Gerd Corradini, Kandidat der SÜD-TIROLER FREIHEIT bei den Gemeinderatswahlen in Bruneck, zeigt sich bestürzt in Anbetracht der fast 700 leerstehenden Wohnungen in Bruneck. Die alleinige Schuld auf die Vermieter abzuwälzen, wäre ein großer Fehler. Schließlich seien es oft die gesetzlichen Rahmenbedingungen, unter welchen die Hauseigentümer litten.

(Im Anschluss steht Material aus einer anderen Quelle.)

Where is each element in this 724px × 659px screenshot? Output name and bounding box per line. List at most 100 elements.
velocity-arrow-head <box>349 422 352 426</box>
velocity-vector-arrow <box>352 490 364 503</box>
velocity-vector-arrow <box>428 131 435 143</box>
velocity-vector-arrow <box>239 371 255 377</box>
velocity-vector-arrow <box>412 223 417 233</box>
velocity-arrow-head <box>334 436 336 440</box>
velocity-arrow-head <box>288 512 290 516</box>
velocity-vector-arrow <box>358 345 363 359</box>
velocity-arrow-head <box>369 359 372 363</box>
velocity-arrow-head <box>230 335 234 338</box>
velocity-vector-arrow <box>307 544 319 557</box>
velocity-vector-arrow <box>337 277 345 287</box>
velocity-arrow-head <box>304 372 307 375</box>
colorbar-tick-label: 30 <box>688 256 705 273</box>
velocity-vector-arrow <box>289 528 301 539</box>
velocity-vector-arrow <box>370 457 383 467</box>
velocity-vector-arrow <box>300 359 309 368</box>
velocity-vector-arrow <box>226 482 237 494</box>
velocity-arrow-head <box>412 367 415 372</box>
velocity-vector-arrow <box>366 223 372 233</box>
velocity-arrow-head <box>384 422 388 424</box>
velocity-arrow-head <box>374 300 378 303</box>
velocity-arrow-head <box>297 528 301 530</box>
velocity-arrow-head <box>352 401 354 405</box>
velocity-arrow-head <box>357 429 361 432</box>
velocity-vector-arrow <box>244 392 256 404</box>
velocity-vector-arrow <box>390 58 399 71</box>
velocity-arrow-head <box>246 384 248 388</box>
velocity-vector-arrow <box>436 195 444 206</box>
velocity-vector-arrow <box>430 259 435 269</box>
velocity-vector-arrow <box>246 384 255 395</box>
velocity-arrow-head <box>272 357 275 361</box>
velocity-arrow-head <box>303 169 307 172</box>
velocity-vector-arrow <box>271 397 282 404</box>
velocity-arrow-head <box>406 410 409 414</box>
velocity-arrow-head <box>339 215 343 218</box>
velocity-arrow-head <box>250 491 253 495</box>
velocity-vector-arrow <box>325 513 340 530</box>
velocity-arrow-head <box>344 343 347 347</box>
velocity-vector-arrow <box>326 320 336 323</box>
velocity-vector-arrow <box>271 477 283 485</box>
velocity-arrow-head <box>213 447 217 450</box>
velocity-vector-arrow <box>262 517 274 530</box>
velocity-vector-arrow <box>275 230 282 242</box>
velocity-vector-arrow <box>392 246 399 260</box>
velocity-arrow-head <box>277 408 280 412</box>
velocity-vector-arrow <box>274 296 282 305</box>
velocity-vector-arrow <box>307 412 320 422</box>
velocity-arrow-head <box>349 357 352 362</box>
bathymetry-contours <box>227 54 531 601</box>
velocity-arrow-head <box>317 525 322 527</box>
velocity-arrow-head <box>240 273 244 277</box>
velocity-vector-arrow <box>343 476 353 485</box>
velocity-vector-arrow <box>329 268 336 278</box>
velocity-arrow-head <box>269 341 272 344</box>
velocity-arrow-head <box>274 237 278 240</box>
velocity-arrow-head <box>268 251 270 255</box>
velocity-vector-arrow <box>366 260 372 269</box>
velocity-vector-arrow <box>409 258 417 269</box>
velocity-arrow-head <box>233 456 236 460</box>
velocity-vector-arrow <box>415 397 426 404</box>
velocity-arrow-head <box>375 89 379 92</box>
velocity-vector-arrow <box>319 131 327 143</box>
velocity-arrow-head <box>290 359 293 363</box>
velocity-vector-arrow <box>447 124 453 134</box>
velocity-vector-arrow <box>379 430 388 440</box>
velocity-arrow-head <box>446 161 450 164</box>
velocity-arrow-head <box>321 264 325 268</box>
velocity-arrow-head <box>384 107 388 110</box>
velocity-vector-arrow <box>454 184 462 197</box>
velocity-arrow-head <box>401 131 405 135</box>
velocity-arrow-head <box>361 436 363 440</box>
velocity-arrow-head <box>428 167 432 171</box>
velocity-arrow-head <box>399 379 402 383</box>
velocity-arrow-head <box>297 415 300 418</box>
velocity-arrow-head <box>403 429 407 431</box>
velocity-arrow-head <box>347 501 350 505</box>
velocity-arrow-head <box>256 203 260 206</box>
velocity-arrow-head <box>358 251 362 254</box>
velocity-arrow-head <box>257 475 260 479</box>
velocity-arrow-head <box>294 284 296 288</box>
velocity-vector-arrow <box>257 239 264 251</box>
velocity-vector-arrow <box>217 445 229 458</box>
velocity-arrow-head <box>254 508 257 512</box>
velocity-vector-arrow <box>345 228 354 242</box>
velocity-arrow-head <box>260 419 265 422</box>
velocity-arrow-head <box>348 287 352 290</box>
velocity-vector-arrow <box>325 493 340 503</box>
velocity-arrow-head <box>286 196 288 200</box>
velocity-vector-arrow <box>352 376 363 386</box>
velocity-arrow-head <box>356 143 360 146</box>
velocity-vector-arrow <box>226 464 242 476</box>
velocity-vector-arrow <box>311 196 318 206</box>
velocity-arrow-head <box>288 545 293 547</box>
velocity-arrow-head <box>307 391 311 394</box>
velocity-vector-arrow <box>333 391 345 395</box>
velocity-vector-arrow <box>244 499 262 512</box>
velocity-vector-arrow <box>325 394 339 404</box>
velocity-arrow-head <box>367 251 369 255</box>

In Bruneck gebe es kaum Kleinwohnungen, die zu weniger als 500 € im Monat vermietet würden. Nebenkosten nicht mit einberechnet. Größere Wohnungen ab 4 Zimmern erreichen sehr schnell die 1.000 € Marke. Ein Sachverhalt der auch aufgrund der Mietzuschüsse von Seiten des Landes entstanden ist. Während noch vor einigen Jahren ein Großteil der Mieter in den Genuss dieser Förderungen gekommen ist, wird jetzt der Geldhahn zugedreht. Somit ist leistbares Wohnen für viele zum Traum geworden.

Ein weiteres Problem stellt die Angst der Vermieter dar, im Falle von ausbleibenden Mietzahlungen auf keine hilfreiche gesetzliche Maßnahme vertrauen zu können. Oft wird eine Wohnung dann lieber nicht vermietet, bevor man  sich mit unangenehmen Mietern die nicht zahlen, streiten muss.

Dem Dilemma „zu viele freie und trotzdem zu teure Wohnungen“ muss mit folgenden 4 Maßnahmen entgegengewirkt werden, fordert Corradini: Durch gesetzliche Rahmenbedingungen, die den Vermietern mehr Rechte einräumen, durch die Befreiung der Steuer auf Erstwohnungen, durch die steuerliche Entlastung vermieteter Zweitwohnungen und durch hohe Beitragszahlungen bei freien oder nicht vermieteten Ferien- und Zweitwohnungen.

Sowohl die Landes- als auch die Gemeindepolitik müssen die Zeichen der Zeit endlich erkennen, um diesem inakzeptablen Zustand ein Ende zu setzen, schließt Gerd Corradini.